Разве это не предательство – когда тело реагирует перекатной волной сверху донизу от шести букв, разодетых твоей воздушной униформой? Очень похоже на чувство, которое сковывает в момент, когда мачта корабля-аттракциона поднимается на самый верх. Говорят, это называется «дух захватывает».
Красиво.
И страшно. Тело отдать – одно. Пустить к сути, сдаться без паролей и противостояния – другое.
– Привет, Чон Чоннэ, – щебечешь, наклоняясь совсем близко, кутаешь в палантин, сшитый из звуков и древесины одеколона, – которого все зовут Джей.
Наглец. Подсказываешь реплики, словно я их забыл.
А я не забыл. Я не хочу помнить! Что ты опять здесь делаешь? Это самый дальний из столов во втором отделе библиотеки. Зачем ты снова не соблюдаешь правила личного пространства? Впереди же, прямо напротив, три свободных стула, сядь и сиди! Не говори, делай что-нибудь. Живи. Меня не касайся.
Что ж ты никак не поймешь ничего?
– Что-то случилось?
Наверное, прочел по лицу. Случилось.
Ты.
– Итан?
И опять наклоняешься, чтобы заглянуть мне в лицо. Экран телефона давно погас без прикосновений, а я все гляжу в него, вижу отражение и все-все чувствую. Понимаю, что внутри опять гремят вагоны, пар и гудки, как у старых паровозов. Или кораблей, приходящих из дальнего плавания в порт под свист встречающих.
Это радость. Яркая и осознанная. Я был уверен, что ты больше не сунешься. Что закончил. Рано. Как и положено.
Я же знаю: ты любишь секс. Слышал, понимаю, чувствую. И говорю: я никогда не буду с тобой спать. Ни с кем не буду. И ты же услышал. Ты же в пятницу после разговора не поехал до Хингама, чтобы как обычно следовать за мной по пятам. Так почему ты сидишь тут? Почему ты еще не все!

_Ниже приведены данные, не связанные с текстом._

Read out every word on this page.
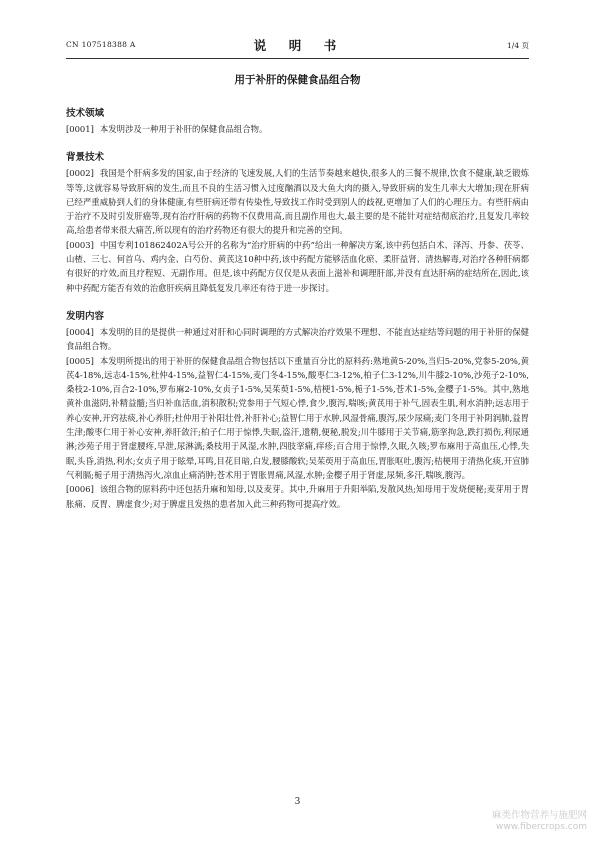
CN 107518388 A	说　明　书	1/4 页
用于补肝的保健食品组合物
技术领域

[0001] 本发明涉及一种用于补肝的保健食品组合物。

背景技术

[0002] 我国是个肝病多发的国家,由于经济的飞速发展,人们的生活节奏越来越快,很多人的三餐不规律,饮食不健康,缺乏锻炼等等,这就容易导致肝病的发生,而且不良的生活习惯入过度酗酒以及大鱼大肉的摄入,导致肝病的发生几率大大增加;现在肝病已经严重威胁到人们的身体健康,有些肝病还带有传染性,导致找工作时受到别人的歧视,更增加了人们的心理压力。有些肝病由于治疗不及时引发肝癌等,现有治疗肝病的药物不仅费用高,而且副作用也大,最主要的是不能针对症结彻底治疗,且复发几率较高,给患者带来很大痛苦,所以现有的治疗药物还有很大的提升和完善的空间。

[0003] 中国专利101862402A号公开的名称为“治疗肝病的中药”给出一种解决方案,该中药包括白术、泽泻、丹参、茯苓、山楂、三七、何首乌、鸡内金、白芍份、黄芪这10种中药,该中药配方能够活血化瘀、柔肝益肾、清热解毒,对治疗各种肝病都有很好的疗效,而且疗程短、无副作用。但是,该中药配方仅仅是从表面上滋补和调理肝部,并没有直达肝病的症结所在,因此,该种中药配方能否有效的治愈肝疾病且降低复发几率还有待于进一步探讨。

发明内容

[0004] 本发明的目的是提供一种通过对肝和心同时调理的方式解决治疗效果不理想、不能直达症结等问题的用于补肝的保健食品组合物。

[0005] 本发明所提出的用于补肝的保健食品组合物包括以下重量百分比的原料药:熟地黄5-20%,当归5-20%,党参5-20%,黄芪4-18%,远志4-15%,杜仲4-15%,益智仁4-15%,麦门冬4-15%,酸枣仁3-12%,柏子仁3-12%,川牛膝2-10%,沙苑子2-10%,桑枝2-10%,百合2-10%,罗布麻2-10%,女贞子1-5%,吴茱萸1-5%,桔梗1-5%,栀子1-5%,苍术1-5%,金樱子1-5%。其中,熟地黄补血滋阴,补精益髓;当归补血活血,消积散积;党参用于气短心悸,食少,腹泻,喘咳;黄芪用于补气,固表生肌,利水消肿;远志用于养心安神,开窍祛痰,补心养肝;杜仲用于补阳壮骨,补肝补心;益智仁用于水肿,风湿骨痛,腹泻,尿少尿痛;麦门冬用于补阴润肺,益胃生津;酸枣仁用于补心安神,养肝敛汗;柏子仁用于惊悸,失眠,盗汗,遗精,便秘,脱发;川牛膝用于关节痛,筋挛拘急,跌打损伤,利尿通淋;沙苑子用于肾虚腰疼,早泄,尿淋漓;桑枝用于风湿,水肿,四肢挛痛,痒疹;百合用于惊悸,久眠,久咳;罗布麻用于高血压,心悸,失眠,头昏,消热,利水;女贞子用于眩晕,耳鸣,目花目暗,白发,腰膝酸软;吴茱萸用于高血压,胃胀呕吐,腹泻;桔梗用于清热化痰,开宣肺气利膈;栀子用于清热泻火,凉血止痛消肿;苍术用于胃胀胃痛,风湿,水肿;金樱子用于肾虚,尿频,多汗,喘咳,腹泻。

[0006] 该组合物的原料药中还包括升麻和知母,以及麦芽。其中,升麻用于升阳举陷,发散风热;知母用于发烧便秘;麦芽用于胃胀痛、反胃、脾虚食少;对于脾虚且发热的患者加入此三种药物可提高疗效。

3
麻类作物营养与施肥网
www.fibercrops.com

Думаешь, мне хорошо? От этой щекотки в животе, пузырей в груди, от этой радости с ее желанием вырваться, показаться на поверхности – улыбкой, сиянием глаз, неусидчивостью, восторженной речью.
Быстрее говори, что хотел. И иди прочь, наглый суетливый человек.
– Итан? Эй…
– Зови меня как все, – это вырывается, пока я кладу телефон на стол. Прежде чем на тебя смотрю.
– Я не все. – Звучит очень серьезно. И, может, немного строго. Вынуждает посмотреть, повернуть голову.
А ты ловишь мой взгляд и улыбаешься. Победно.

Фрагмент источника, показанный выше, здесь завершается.